Rzym nie posiada typowej kolei miejskiej, ale można się po nim poruszać metrem (niekoniecznie podziemnym), takimi oto jednostkami serii
ALe.426, albo jeżdżącymi w nieco dłuższych relacjach pociągami „Vivalto” (po lewej).
Seria E.464 przypomina nasze niedoszłe EU43, ale posiada sprzęgi Scharfenberga i tylko jedną kabinę - jej przeznaczeniem są pociągi push-pull, takie jak ten „Vivalto” - odpowiednik niemieckich RegionalExpressów. Jeszcze jedna rzecz różni ją od EU43/EU11 - ich mieliśmy mieć 50,
E.464 we Włoszech są setki.
ALe.426 wjeżdża na stację Roma San Pietro.
Włosi są absolutnymi mistrzami jeśli chodzi o wzornictwo przemysłowe, także to kolejowe i to nawet w pociągach całkiem podmiejskich. Wnętrze
ALe.426 po prostu zachwyca.
Rzymskie metro zasilane jest z sieci napowietrznej i niestety niepobazgrane pociągi w nim praktycznie nie występują. Pociąg linii B rusza ze stacji Roma Piramide.
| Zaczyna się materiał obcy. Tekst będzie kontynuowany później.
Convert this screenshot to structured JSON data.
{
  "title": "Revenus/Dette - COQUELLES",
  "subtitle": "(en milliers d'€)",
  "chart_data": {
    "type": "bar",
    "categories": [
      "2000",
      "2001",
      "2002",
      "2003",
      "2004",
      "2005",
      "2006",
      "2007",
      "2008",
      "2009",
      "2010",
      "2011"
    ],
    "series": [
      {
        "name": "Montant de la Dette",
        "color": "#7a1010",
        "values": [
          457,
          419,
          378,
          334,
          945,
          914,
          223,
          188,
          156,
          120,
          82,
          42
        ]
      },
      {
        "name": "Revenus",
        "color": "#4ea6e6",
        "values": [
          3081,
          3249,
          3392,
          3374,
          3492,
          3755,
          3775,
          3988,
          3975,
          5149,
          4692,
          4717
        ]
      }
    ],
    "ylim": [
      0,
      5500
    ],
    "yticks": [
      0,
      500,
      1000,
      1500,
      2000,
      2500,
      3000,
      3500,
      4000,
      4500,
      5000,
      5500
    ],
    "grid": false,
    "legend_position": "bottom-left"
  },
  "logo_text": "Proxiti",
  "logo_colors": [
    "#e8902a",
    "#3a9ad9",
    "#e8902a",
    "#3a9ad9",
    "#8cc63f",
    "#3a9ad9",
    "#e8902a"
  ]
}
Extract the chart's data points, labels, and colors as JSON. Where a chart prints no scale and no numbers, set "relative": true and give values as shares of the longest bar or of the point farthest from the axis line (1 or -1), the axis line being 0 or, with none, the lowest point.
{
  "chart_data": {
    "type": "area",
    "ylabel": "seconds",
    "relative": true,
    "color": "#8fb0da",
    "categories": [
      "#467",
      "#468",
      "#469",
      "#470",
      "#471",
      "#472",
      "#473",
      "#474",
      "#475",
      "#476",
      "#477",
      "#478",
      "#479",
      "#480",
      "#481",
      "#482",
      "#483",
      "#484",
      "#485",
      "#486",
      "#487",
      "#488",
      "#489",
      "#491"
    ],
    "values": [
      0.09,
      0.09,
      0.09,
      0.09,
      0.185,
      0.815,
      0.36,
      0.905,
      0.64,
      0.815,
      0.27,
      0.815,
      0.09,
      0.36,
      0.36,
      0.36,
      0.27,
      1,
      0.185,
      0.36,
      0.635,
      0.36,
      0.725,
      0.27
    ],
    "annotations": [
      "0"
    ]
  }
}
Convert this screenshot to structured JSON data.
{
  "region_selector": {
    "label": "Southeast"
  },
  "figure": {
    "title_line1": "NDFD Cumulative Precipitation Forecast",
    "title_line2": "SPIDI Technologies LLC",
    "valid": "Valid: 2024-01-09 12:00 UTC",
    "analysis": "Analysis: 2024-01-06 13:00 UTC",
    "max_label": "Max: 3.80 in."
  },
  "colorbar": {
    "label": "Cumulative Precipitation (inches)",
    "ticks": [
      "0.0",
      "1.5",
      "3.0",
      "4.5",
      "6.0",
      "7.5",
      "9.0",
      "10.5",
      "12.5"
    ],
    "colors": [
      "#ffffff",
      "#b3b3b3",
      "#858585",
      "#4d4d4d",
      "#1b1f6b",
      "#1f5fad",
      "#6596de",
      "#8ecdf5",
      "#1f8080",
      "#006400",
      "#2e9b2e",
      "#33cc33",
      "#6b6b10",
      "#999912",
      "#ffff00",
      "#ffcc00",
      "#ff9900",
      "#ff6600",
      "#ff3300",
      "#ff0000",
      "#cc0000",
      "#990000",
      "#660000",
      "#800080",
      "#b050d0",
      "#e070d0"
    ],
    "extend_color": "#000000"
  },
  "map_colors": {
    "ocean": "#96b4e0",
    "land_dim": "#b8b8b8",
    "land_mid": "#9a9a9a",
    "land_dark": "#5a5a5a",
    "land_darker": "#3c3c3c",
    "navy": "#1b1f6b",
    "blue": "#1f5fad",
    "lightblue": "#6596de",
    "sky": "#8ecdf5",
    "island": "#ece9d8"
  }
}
Stacja Roma Piramide, a w tle tytułowa piramida Caiusa Cestiusa.
Kolejna włoska legenda - skład
ETR.450, czyli pierwsze włoskie Pendolino (pociąg z wychylnym pudłem, osiągający 250 km/h).
I pociągi bardziej współczesne - po lewej
ETR.460 (Pendolino), po prawej
ETR.500. Pierwszy został zaprojektowany przez studio Giugiaro, drugi przez Pininfarinę. Pierwszy posiada oryginalne malowanie z 1996 roku, drugi nowe, dla pociągów Alta Velocità (zaprojektowane przez Giugiaro).
E.464 ze składem „Vivalto” stoi na stacji Roma Termini.
Wnętrze „Vivalto” oferuje standard zbliżony do pociągów IC (przynajmniej polskich). Brakuje tylko rozkładanych siedzeń, ale to przecież osobówka... Design oczywiście niezrównany.
„Vivalto” wyposażone są w ekrany, jakich nie mają nawet EuroStary przed modernizacją. Wyświetlane są na nich takie informacje jak bieżąca prędkość (ten konkretny pociąg na trasie do Orbetello osiągnął 140 km/h), temperatura w środku i na zewnątrz, dostępność toalety czy aktualne opóźnienie.
Podstawowy elektrowóz kolei włoskich z wagonami UIC-X jako pociąg InterCity do miejscowości Civitavecchia przejeżdża bez zatrzymania przez stację Orbetello.
Kolejna włoska „epoka” (a raczej „żółw”) z kolejnym InterCity (tym razem z wagonami UIC-Z) przejeżdża przez Orbetello kierując się w stronę Grosseto. Składy te z tymi lokomotywami osiągają 200 km/h.
Wnętrze pociągu
ETR.500 po modernizacji dla połączeń Alta Velocità (projektu Giugiaro), ale jadącego jako zwykły EuroStar Italia z Roma Termini do Milano Centrale.